Mort de Christian Bobin, l'écrivain du surgissement
Bibliothécaire et guide de musée, l’auteur du “Très-Bas” vivait en homme tranquille, au Creusot. Goûtant la singularité sans cesse renouvelée d’un jour qui passe, d’un mot qu’on trouve. Il s’est éteint le 23 novembre, à l’âge de 71 ans.
La Folle Allure, L’Homme-Joie, Le Muguet rouge :autant de titres de livres qui sont déjà des vers, des mots jetés pour exprimer le désespoir, la gaieté ou la difficulté de vivre, comme il l’écrivait dans La plus que vive. Un roman, une confidence ? Chez Christian Bobin, mort le 23 novembre à l’âge de 71 ans, les catégories étaient poreuses, seuls comptait la pensée ou le songe qui surgissait : « La vie n’est pas chose raisonnable. On ne peut, sauf à se mentir, la disposer devant soi sur plusieurs années comme une chose calme, un dessin d’architecte.

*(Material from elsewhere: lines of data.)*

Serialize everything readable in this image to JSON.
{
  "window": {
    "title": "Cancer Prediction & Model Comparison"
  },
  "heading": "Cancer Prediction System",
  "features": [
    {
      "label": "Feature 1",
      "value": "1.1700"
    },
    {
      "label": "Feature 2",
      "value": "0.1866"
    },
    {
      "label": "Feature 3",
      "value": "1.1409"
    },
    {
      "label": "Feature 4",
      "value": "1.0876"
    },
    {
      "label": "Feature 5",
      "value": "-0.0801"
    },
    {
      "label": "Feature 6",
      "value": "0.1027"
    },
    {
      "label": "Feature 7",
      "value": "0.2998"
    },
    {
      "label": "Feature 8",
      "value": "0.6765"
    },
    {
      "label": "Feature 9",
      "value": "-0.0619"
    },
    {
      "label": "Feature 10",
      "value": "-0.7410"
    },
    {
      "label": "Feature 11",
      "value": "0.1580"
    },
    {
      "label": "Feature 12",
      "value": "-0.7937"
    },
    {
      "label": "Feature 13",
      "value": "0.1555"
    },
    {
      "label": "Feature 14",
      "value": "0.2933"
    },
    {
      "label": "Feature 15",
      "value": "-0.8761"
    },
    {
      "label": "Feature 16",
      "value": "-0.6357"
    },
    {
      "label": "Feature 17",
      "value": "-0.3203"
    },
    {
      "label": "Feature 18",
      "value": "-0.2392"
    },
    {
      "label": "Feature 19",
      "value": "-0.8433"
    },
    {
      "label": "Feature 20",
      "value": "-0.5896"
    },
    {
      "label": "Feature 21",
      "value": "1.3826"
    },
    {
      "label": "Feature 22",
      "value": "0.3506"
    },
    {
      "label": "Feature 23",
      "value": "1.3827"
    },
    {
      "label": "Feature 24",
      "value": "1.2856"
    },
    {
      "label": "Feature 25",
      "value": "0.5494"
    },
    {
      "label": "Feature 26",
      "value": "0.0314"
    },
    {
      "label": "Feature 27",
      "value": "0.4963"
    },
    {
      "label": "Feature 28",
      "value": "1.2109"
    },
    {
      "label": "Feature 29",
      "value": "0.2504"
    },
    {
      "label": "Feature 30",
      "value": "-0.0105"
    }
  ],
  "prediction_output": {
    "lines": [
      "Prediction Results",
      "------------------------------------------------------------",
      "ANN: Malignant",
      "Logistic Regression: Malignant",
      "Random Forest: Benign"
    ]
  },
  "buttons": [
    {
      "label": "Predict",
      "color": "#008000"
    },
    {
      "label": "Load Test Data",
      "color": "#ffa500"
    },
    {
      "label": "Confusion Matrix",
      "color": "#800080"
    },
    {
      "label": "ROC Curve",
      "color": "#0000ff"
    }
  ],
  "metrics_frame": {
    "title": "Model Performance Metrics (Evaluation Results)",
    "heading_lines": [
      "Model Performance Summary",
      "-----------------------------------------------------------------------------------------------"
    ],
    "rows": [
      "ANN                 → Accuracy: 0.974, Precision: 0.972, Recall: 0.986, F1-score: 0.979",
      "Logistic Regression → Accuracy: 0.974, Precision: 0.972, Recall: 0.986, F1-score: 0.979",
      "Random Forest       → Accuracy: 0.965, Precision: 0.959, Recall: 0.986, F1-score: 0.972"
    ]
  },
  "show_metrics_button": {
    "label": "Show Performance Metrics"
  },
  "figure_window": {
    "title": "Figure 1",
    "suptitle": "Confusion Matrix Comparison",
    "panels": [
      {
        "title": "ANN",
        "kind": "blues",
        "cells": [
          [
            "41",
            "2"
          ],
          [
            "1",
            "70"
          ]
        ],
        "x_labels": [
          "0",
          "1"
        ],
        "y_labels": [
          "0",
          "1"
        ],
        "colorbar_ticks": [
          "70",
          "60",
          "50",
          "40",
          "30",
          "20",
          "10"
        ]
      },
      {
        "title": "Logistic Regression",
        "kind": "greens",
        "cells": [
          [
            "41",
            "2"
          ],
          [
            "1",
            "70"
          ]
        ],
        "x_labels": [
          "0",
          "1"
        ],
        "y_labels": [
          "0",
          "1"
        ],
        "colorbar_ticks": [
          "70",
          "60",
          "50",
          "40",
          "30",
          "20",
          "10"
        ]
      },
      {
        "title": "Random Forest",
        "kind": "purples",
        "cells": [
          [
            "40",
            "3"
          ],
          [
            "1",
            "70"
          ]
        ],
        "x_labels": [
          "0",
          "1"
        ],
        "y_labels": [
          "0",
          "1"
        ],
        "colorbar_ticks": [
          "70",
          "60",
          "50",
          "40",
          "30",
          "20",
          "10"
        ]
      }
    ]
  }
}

La vie n’a rien de prévisible ni d’arrangeant. »
Né au Creusot en 1951, Il avait connu le succès avec Le Très-Bas (1992), consacré à saint François d’Assise. Un texte poétique en prose qui salue un homme, un saint du XIIᵉ siècle rapidement canonisé. Il n’était pas question de biographie mais d’une forme de dialogue entre le poète et un « merveilleux conducteur de joie ». Les détails de la vie du saint comptaient moins que les images que celui-ci pouvait suggérer : « On dit par exemple saint François d’Assise. On le dit en somnambule, sans sortir du sommeil de la langue. On ne dit pas, on laisse dire. On laisse les mots venir, ils viennent dans un ordre qui n’est pas le nôtre, qui est de l’ordre du mensonge, de la mort, de la vie en société. »
Christian Bobin avait un regard malicieux, comme celui d’un chasseur de mots surpris qu’ils viennent à lui avec complicité. Bibliothécaire, guide à l’écomusée du Creusot, c’est toujours avec étonnement qu’il constatait que ses livres se vendaient à plusieurs centaines de milliers d’exemplaires. Discret, loin du monde, il ne faut voir sa disparition que comme la promesse d’une pensée poétique toujours à découvrir. « Ce qui ne fane jamais, disait-il dans un entretien accordé à Télérama en 2019, c’est l’appétit d’écrire, la curiosité infinie du jour qui passe. » Il n’est pas mort, il est juste somnambule.